„Sascha“ ärgert sich über seine Leistung und das Niveau.




Aus diesem Spiel gegen Stefanos Tsitsipas wird Alexander Zverev seine Lehren ziehen (müssen). Ganz sicher. Der DTB-Profi führte ganz souverän mit 6:3, 5:2 und stand schon mit 1 3/4 Beinen im Masters-Halbfinale.

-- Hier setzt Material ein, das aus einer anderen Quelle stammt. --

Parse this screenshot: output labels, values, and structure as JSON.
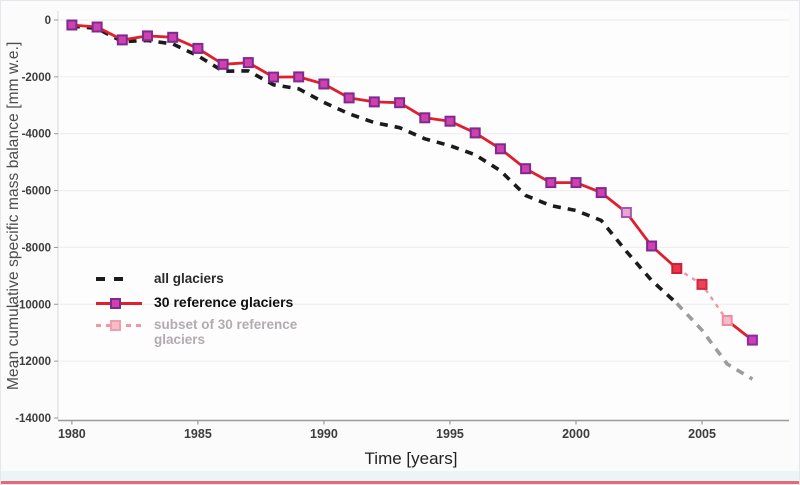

Dann aber schlich sich plötzlich der Schlendrian ein. Erst verpasste der Deutsche die Chance, beim eigenen Aufschlag den Sack zuzumachen. Dann ließ er im Tiebreak auch noch zwei Matchbälle aus und verlor mit 11:13.

Der Schläger musste dran glauben. Und irgendwie auch die eigene Konzentration. Zwar holte sich die Nummer drei der Welt im dritten Satz noch einmal einen scheinbar komfortablen Vorsprung mit dem Break zum 3:2, doch auch diesen Vorteil konnte Zverev nicht nutzen.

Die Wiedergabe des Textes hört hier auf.